Running the profiler

The profiler is invoked through profiler/profile.sh: an editable template. You change the variables at the top to whatever you want to profile, then run it.

Looking for adding a brand-new hardware target (GPU or non-GPU)? See Adding new hardware. This page covers the day-to-day "I have a config, I want to profile it" flow.

Quick start

From inside the vLLM Docker container at /workspace:

# Edit the variables at the top of profiler/profile.sh, then:
./profiler/profile.sh

The script auto-resolves the model architecture from the HF config.json's model_type field, you don't specify it on the command line. The matching architecture YAML must exist under profiler/models/<model_type>.yaml. See Adding a model architecture if it doesn't.

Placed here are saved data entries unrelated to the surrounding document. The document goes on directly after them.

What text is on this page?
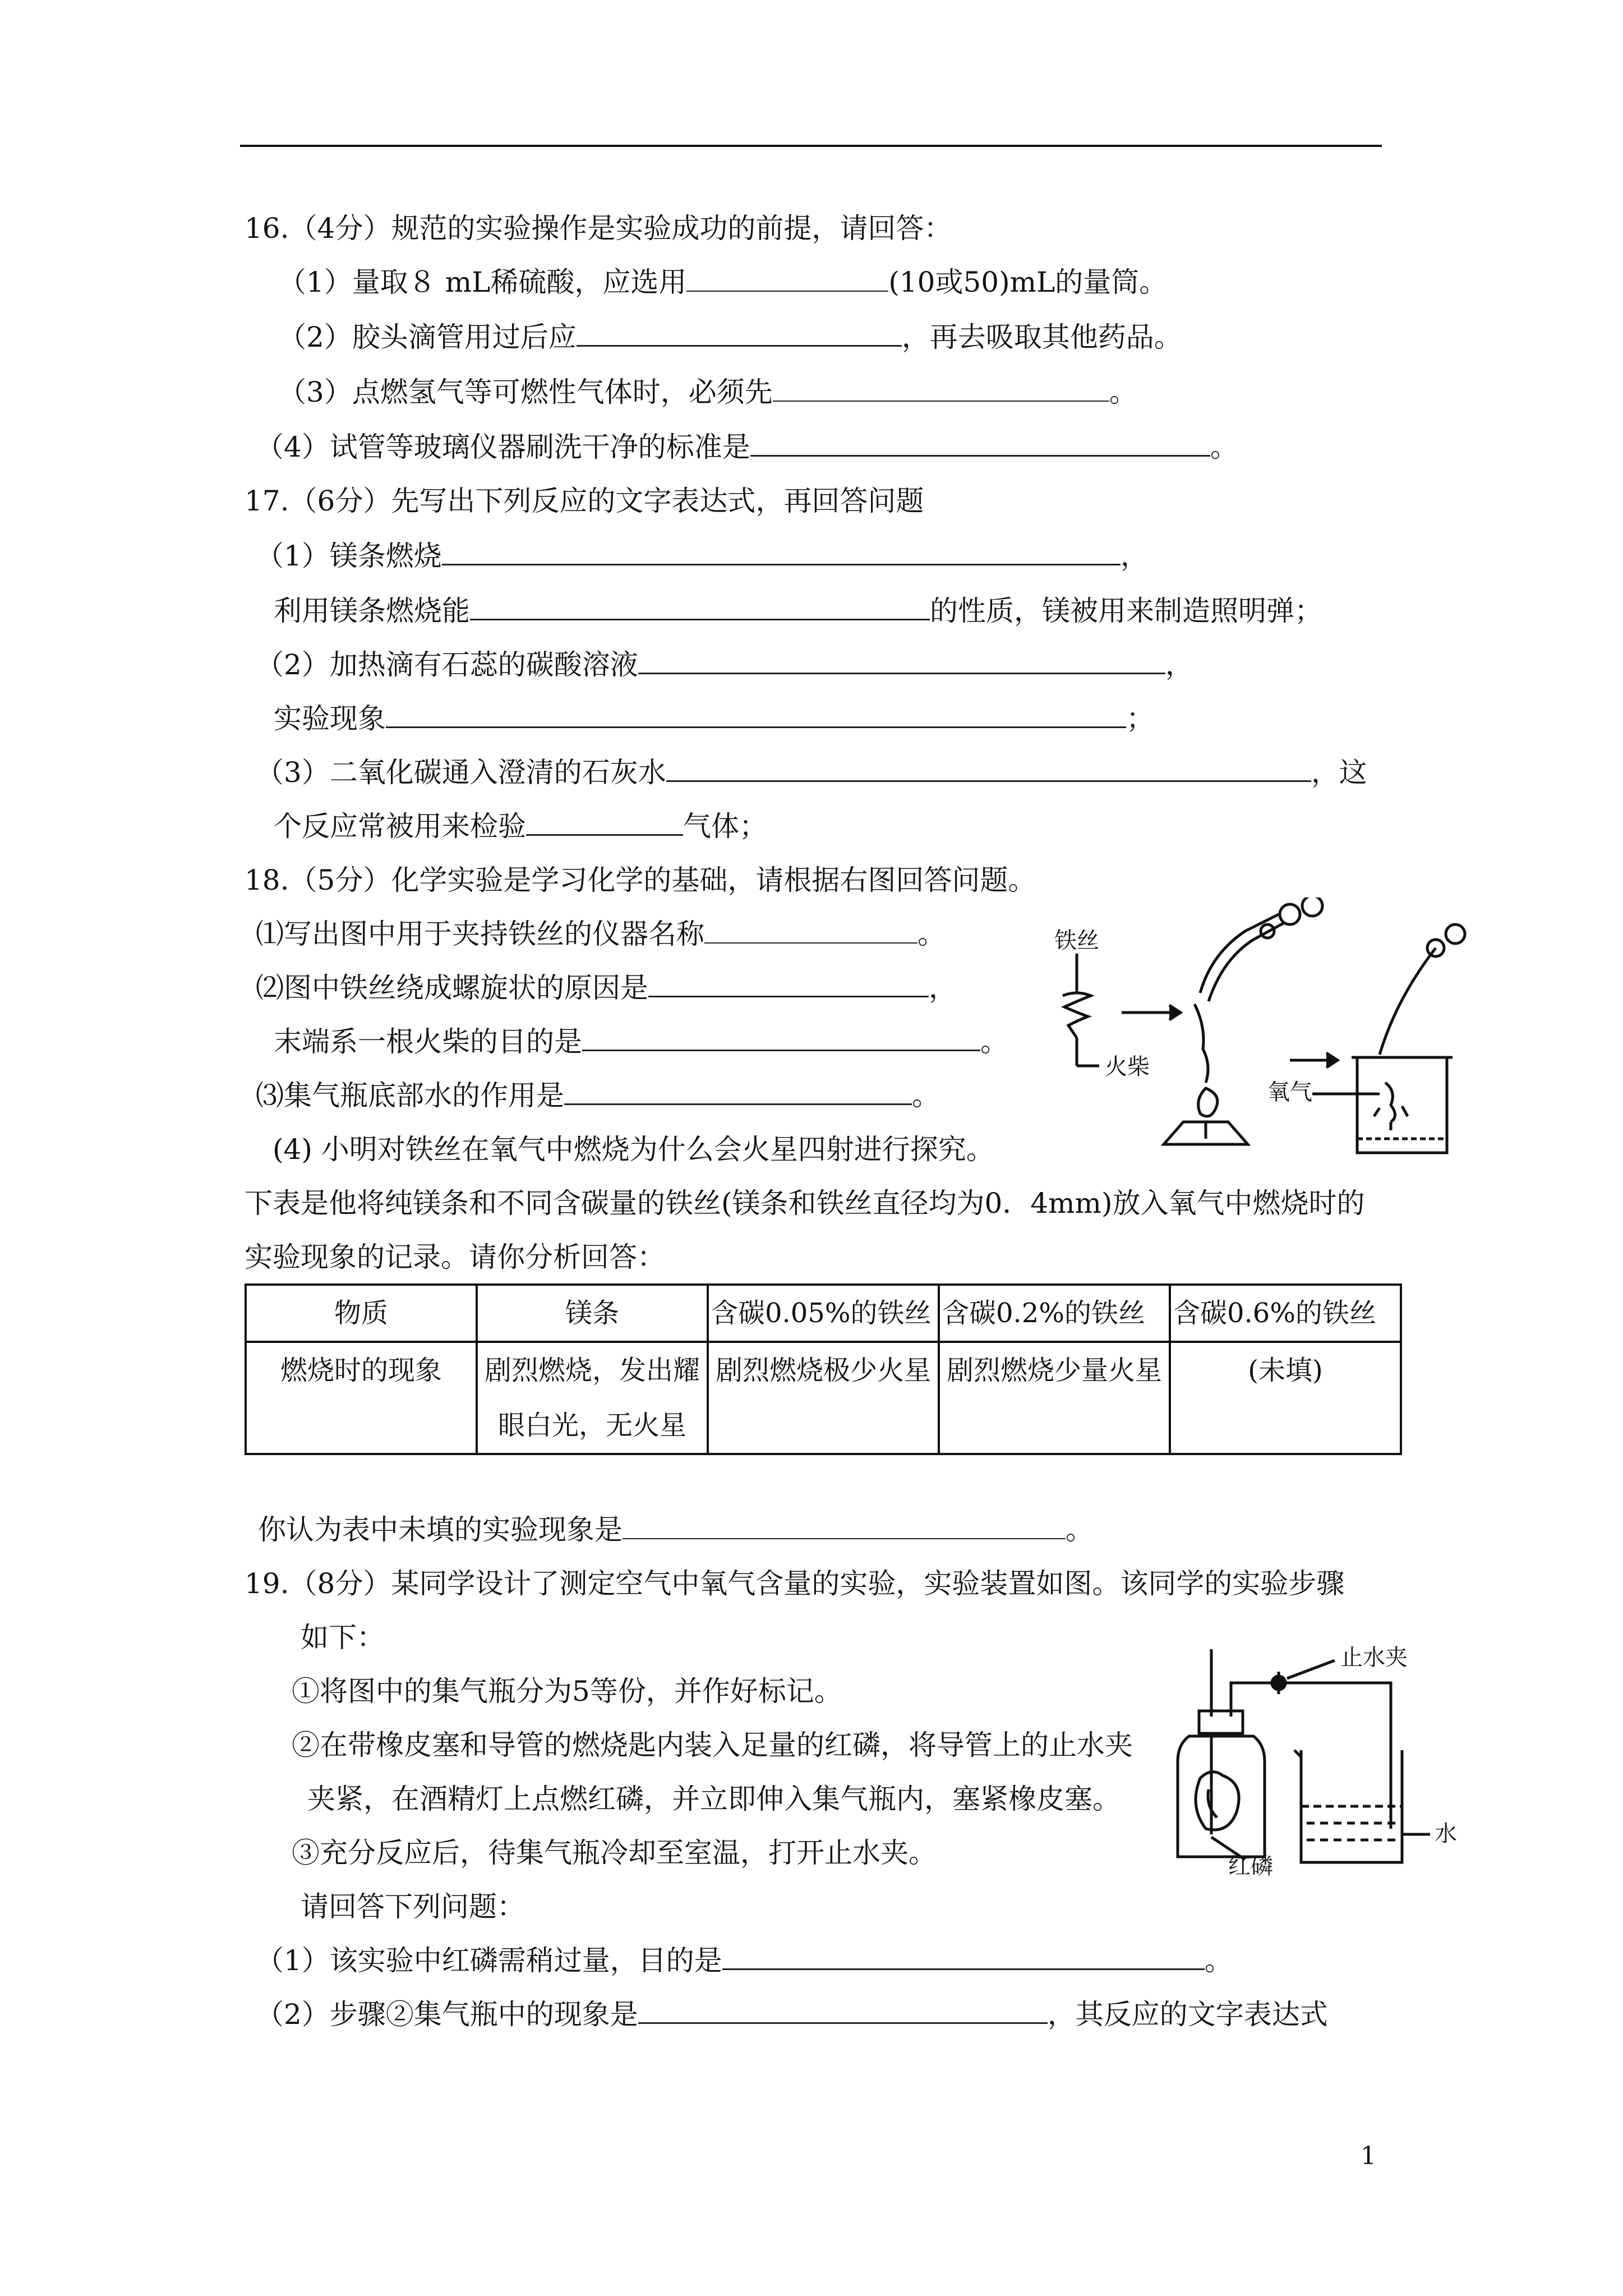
16.（4分）规范的实验操作是实验成功的前提，请回答：
（1）量取８ mL稀硫酸，应选用	(10或50)mL的量筒。
（2）胶头滴管用过后应	，再去吸取其他药品。
（3）点燃氢气等可燃性气体时，必须先	。
（4）试管等玻璃仪器刷洗干净的标准是	。
17.（6分）先写出下列反应的文字表达式，再回答问题
（1）镁条燃烧	，
利用镁条燃烧能	的性质，镁被用来制造照明弹；
（2）加热滴有石蕊的碳酸溶液	，
实验现象	；
（3）二氧化碳通入澄清的石灰水	，这
个反应常被用来检验	气体；
18.（5分）化学实验是学习化学的基础，请根据右图回答问题。
⑴写出图中用于夹持铁丝的仪器名称	。
⑵图中铁丝绕成螺旋状的原因是	，
末端系一根火柴的目的是	。
⑶集气瓶底部水的作用是	。
(4) 小明对铁丝在氧气中燃烧为什么会火星四射进行探究。
下表是他将纯镁条和不同含碳量的铁丝(镁条和铁丝直径均为0．4mm)放入氧气中燃烧时的
实验现象的记录。请你分析回答：
铁丝
火柴
氧气
物质	镁条	含碳0.05%的铁丝	含碳0.2%的铁丝	含碳0.6%的铁丝
燃烧时的现象	剧烈燃烧，发出耀眼白光，无火星	剧烈燃烧极少火星	剧烈燃烧少量火星	(未填)
你认为表中未填的实验现象是	。
19.（8分）某同学设计了测定空气中氧气含量的实验，实验装置如图。该同学的实验步骤
如下：
①将图中的集气瓶分为5等份，并作好标记。
②在带橡皮塞和导管的燃烧匙内装入足量的红磷，将导管上的止水夹
夹紧，在酒精灯上点燃红磷，并立即伸入集气瓶内，塞紧橡皮塞。
③充分反应后，待集气瓶冷却至室温，打开止水夹。
请回答下列问题：
（1）该实验中红磷需稍过量，目的是	。
（2）步骤②集气瓶中的现象是	，其反应的文字表达式
止水夹
红磷
水
1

What `profile.sh` does, in order

Reads configs/model/<MODEL>.json (a raw HF config.json). If absent and MODEL is an HF id, downloads from the hub and caches there.
Picks the matching architecture YAML by model_type.
Writes the model config to a tmpdir; spins vLLM up against that.
Sweeps dense / per_sequence / attention / moe shot grids, writing CSVs under perf/<HW>/<MODEL>/<variant>/tp<N>/.
(If SKIP_SKEW=0, the default) Runs the heterogeneous-decode skew sweep and fits per-bucket alphas to skew_fit.csv.
Writes meta.yaml summarizing the run.

For each TP degree in TP_DEGREES, the simulator emulates that TP on a single GPU by dividing the model's per-rank shapes via hf_overrides. You only need one GPU to profile any TP degree.

Required variables

Variable	Meaning
`MODEL`	HF-style `<org>/<name>`. Must have a config at `configs/model/<MODEL>.json` (auto-downloaded on first run)
`HARDWARE`	Free-form label that becomes the folder name under `perf/`. Pick something meaningful (e.g., `RTXPRO6000`, `H100`, `MI300X`)

Sweep shape

Variable	Default	Meaning
`TP_DEGREES`	`1,2,4`	Comma-separated TP degrees. Must include `1` (TP-stable layers are profiled once at TP=1 and replicated to other TP folders)
`MAX_NUM_BATCHED_TOKENS`	`2048`	Profiler internally bumps this by `+MSQ` for shot-bypass headroom; subtracted back when recording meta
`MAX_NUM_SEQS`	`256`	Profile with `MSQ > runtime MSQ` so mixed-regime cases at `n = runtime_MSQ` stay feasible

Attention grid

The 4D attention sweep covers (prefill_chunk, kv_prefill, n_decode, kv_decode). Three knobs control its shape:

Variable	Default	Meaning
`ATTENTION_MAX_KV`	`16384`	Upper bound for `kv_prefill` and `kv_decode` axes
`ATTENTION_CHUNK_FACTOR`	`2.0`	Geometric factor for `prefill_chunk` axis (doubling)
`ATTENTION_KV_FACTOR`	`2.0`	Geometric factor for `kv` axes (doubling)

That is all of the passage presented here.